Turn the unit’s mental model into a reproducible engineering loop: instrument propagation end-to-end, reproduce each class of orphan, fix it at the boundary (header, context.bind, inject/extract), and verify with an orphan-span-rate metric plus a tail-sampling tier that keeps every error trace.
Build a multi-service request flow that crosses an HTTP hop, an in-process async boundary, and a Kafka queue, then make any user request appear as one connected trace within 30s of completion — driving the internal orphan-span rate from a deliberately broken baseline to under 1%, proven by measurement.
- A before/after orphan-span-rate table per service: the broken baseline (each of the three boundaries shown producing orphans) versus the fixed state under 1% for internal services, measured from the metric, not estimated.
- A backend screenshot or span dump of one user request rendered as a single connected trace — gateway, HTTP worker span, deferred-work span, and Kafka consumer span all sharing one trace-id with a correct parent_id chain.
- Proof the tail-sampling tier keeps an injected error trace and a slow trace while dropping ~99% of baseline traffic, with the num_traces cap visible in the config and the load-balancing exporter routing by trace-id.
- A one-paragraph write-up naming each orphan's root cause and the exact layer the fix belonged at (HTTP client wrapper, context.bind, inject/extract) — and why no amount of sampling could have repaired the lineage.
- Add a CI gate: an end-to-end test that drives a request through all services and asserts the resulting trace has the expected span count linked by one trace-id, failing the build if the orphan rate regresses.

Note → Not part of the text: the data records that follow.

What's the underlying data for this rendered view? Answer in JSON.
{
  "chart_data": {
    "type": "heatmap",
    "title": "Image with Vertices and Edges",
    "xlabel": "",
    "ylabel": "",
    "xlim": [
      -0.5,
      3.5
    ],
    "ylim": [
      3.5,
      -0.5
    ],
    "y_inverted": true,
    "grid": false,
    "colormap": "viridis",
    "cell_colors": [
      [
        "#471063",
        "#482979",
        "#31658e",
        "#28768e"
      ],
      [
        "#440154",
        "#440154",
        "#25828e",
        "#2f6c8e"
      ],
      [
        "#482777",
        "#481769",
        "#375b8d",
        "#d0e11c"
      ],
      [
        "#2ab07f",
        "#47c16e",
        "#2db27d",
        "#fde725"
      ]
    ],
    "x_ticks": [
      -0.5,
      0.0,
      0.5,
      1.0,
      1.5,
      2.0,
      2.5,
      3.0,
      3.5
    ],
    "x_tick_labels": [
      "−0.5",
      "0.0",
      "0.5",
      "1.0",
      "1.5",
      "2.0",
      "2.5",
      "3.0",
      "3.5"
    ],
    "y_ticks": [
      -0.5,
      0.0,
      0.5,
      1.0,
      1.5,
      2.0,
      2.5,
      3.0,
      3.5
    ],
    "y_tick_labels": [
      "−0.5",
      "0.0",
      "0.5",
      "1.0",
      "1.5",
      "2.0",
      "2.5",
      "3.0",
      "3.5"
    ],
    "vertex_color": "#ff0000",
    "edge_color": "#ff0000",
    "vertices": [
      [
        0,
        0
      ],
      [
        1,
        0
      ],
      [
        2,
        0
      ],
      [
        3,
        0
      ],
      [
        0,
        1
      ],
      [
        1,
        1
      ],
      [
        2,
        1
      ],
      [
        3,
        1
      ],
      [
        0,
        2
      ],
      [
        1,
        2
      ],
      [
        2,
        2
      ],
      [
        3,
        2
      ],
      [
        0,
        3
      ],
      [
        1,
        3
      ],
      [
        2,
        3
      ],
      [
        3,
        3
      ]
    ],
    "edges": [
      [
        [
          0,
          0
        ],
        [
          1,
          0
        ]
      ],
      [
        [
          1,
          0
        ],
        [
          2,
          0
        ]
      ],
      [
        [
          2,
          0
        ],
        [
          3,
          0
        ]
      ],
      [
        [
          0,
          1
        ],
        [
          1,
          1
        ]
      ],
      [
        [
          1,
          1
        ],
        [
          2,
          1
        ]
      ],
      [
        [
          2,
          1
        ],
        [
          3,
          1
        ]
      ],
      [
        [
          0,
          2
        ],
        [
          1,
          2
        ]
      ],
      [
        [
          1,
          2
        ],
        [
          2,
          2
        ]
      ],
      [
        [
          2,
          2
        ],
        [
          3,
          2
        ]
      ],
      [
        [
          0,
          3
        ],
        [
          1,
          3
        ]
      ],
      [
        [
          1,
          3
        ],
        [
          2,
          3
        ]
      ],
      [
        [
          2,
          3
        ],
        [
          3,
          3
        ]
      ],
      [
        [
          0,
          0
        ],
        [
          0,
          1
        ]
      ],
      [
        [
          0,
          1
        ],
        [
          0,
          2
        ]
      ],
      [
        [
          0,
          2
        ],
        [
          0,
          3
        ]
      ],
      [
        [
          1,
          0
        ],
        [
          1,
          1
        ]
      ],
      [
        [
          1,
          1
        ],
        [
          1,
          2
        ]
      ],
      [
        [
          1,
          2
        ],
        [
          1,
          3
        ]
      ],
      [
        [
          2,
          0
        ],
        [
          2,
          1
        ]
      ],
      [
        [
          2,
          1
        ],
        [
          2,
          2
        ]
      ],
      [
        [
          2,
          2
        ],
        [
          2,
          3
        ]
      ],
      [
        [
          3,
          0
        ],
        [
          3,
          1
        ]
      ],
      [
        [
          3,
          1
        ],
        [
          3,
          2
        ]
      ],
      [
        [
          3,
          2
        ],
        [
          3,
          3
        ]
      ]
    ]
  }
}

- Add a service mesh (Linkerd or Envoy) in front of the HTTP hop, enable mesh-hop spans, and show the three-span view (client app, sidecar, server app) — then prove the mesh still does not fix the Kafka orphan.
- Add a browser frontend that issues the initial fetch with OTel-JS, and restrict traceparent propagation to same-origin and an explicit CORS allowlist so the header does not leak to third-party endpoints.
- Reproduce the long-running-trace OOM: emit a trace that outlives the 30s decision window, watch the late spans become orphans, then refactor it into span-linked sub-traces and show the collector RAM stays bounded.
This is the loop you will run on every real propagation incident: instrument end-to-end, reproduce each orphan class at its boundary, and fix it where it is born — an OTel-aware HTTP client, context.bind across the in-process async gap, inject/extract across the queue — never at the dashboard or the sampler. Verify with the orphan-span rate, the one metric OTel will not surface for you, and run the kept traces through a capped, trace-id-routed tail-sampling tier. Doing it once on a toy system makes the production version, where the gap hides for a quarter, something you catch in an afternoon.